Ja aber aber… die Ingrid Steeger Compilation hat doch den „Stereo Gold Award“ erhalten.

bullion
1. Juni, 2025 16:09

Ich weiß nicht, ob du den Kanal kennst oder wie du zu ihm stehst: RLM haben sich kürzlich des Themas angenommen und ich habe es mir gestern angeschaut. Waren ein paar gute Gedanken drin (wie in deinem Artikel auch). Als videotechnisch aufbereitete Ergänzung vielleicht für ein paar Leser interessant: https://www.youtube.com/watch?v=Tm8RG1leX8c&ab_channel=RedLetterMedia

Stefan
2. Juni, 2025 00:46

Ich frage mich derzeit zunehmend: Zerstören wir da nicht die Kultur? Also nicht bloß Teile davon, nicht bloß verdrängen, nicht nur die Möglichkeit davon leben zu können, sondern den absoluten unumstößlichen Kern von Kultur: das verbindende Element?
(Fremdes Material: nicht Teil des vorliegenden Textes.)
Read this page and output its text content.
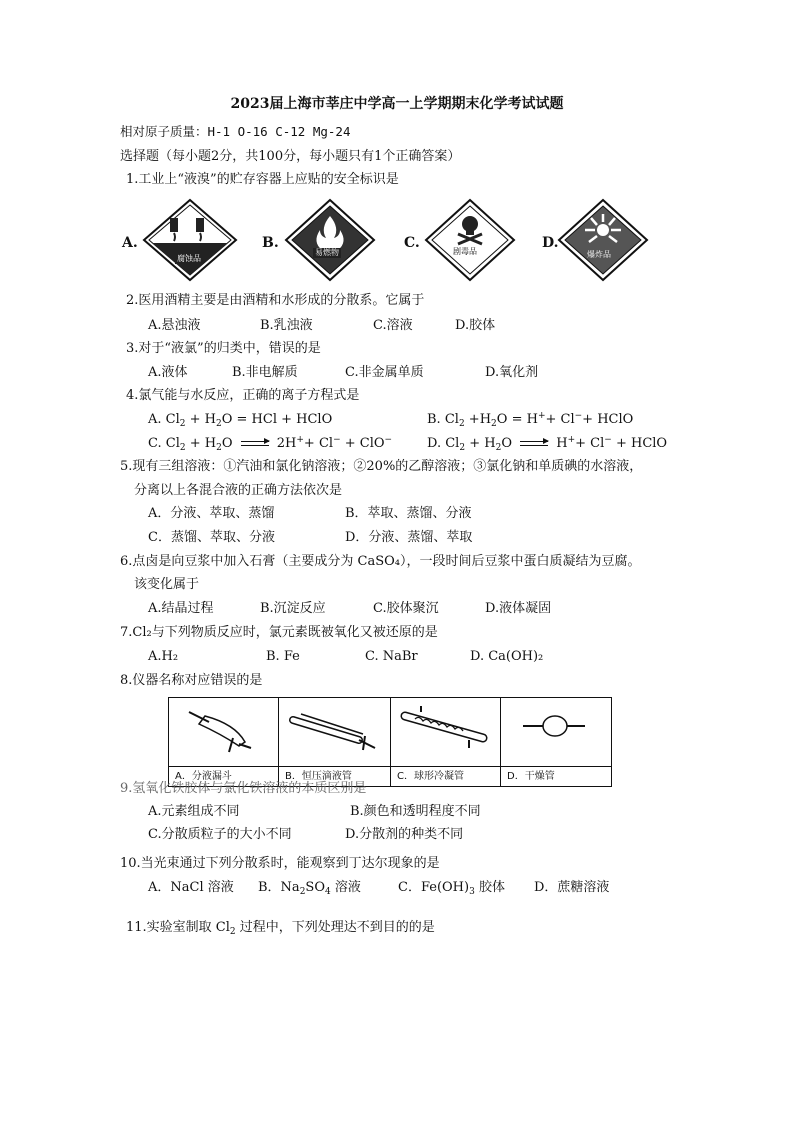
2023届上海市莘庄中学高一上学期期末化学考试试题
相对原子质量：H-1 O-16 C-12 Mg-24
选择题（每小题2分，共100分，每小题只有1个正确答案）
1.工业上“液溴”的贮存容器上应贴的安全标识是
A.
腐蚀品
B.
易燃物
C.
剧毒品
D.
爆炸品
2.医用酒精主要是由酒精和水形成的分散系。它属于
A.悬浊液	B.乳浊液	C.溶液	D.胶体
3.对于“液氯”的归类中，错误的是
A.液体	B.非电解质	C.非金属单质	D.氧化剂
4.氯气能与水反应，正确的离子方程式是
A. $Cl_2 + H_2O$ = HCl + HClO	B. $Cl_2 +H_2O = H^++ Cl^-+$ HClO
C. $Cl_2 + H_2O$	2H++ Cl− + ClO−	D. $Cl_2 + H_2O$	H++ Cl− + HClO
5.现有三组溶液：①汽油和氯化钠溶液；②20%的乙醇溶液；③氯化钠和单质碘的水溶液，
分离以上各混合液的正确方法依次是
A．分液、萃取、蒸馏	B．萃取、蒸馏、分液
C．蒸馏、萃取、分液	D．分液、蒸馏、萃取
6.点卤是向豆浆中加入石膏（主要成分为 CaSO₄），一段时间后豆浆中蛋白质凝结为豆腐。
该变化属于
A.结晶过程	B.沉淀反应	C.胶体聚沉	D.液体凝固
7.Cl₂与下列物质反应时，氯元素既被氧化又被还原的是
A.H₂	B. Fe	C. NaBr	D. Ca(OH)₂
8.仪器名称对应错误的是
A．分液漏斗	B．恒压滴液管	C．球形冷凝管	D．干燥管
9.氢氧化铁胶体与氯化铁溶液的本质区别是
A.元素组成不同	B.颜色和透明程度不同
C.分散质粒子的大小不同	D.分散剂的种类不同
10.当光束通过下列分散系时，能观察到丁达尔现象的是
A．NaCl 溶液 B．$Na_2SO_4$ 溶液	C．$Fe(OH)_3$ 胶体 D．蔗糖溶液
11.实验室制取 $Cl_2$ 过程中，下列处理达不到目的的是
Habe mir schon vor langer Zeit ausgemalt, was wir nun fast erreicht haben: Dass ich dem Fernseher einfach sagen kann "eine neue Staffel der Star-Trek-Klassikserie bitte!" und zack – bestellt, geliefert. Nur dass ich den damaligen Traum mittlerweile als Alptraum betrachte. Was soll ich damit? Konsumieren, vergessen, konsumieren, vergessen. Zeittotschlagen. Kein gemeinsames Erlebnis mehr, denn jeder guckt seinen eigenen customisierten Quark (Streaming hat uns auf diesem Weg eh schon weit gebracht). Keine Verbundenheit, keine Anerkennung für die Schöpfer mehr, die Vorstellungskraft der Autoren, die Umsetzung durch die Schauspieler. Es kommt ja eh aus der gleichen allmächtigen Maschine. Du hast eine tolle neue Staffel Akte X? Cool, aber ich hab schon drei. Du hast ein neues Beatles-Album? Nett, aber ich hab fünfzehn. Ich sehe nicht mehr den Wert darin. Ich habe letztes Jahr viel mit Suno und Konsorten gespielt, begeistert Songlisten erstellt. Heute hat das null Reiz mehr für mich, alles seelenlos und einsam.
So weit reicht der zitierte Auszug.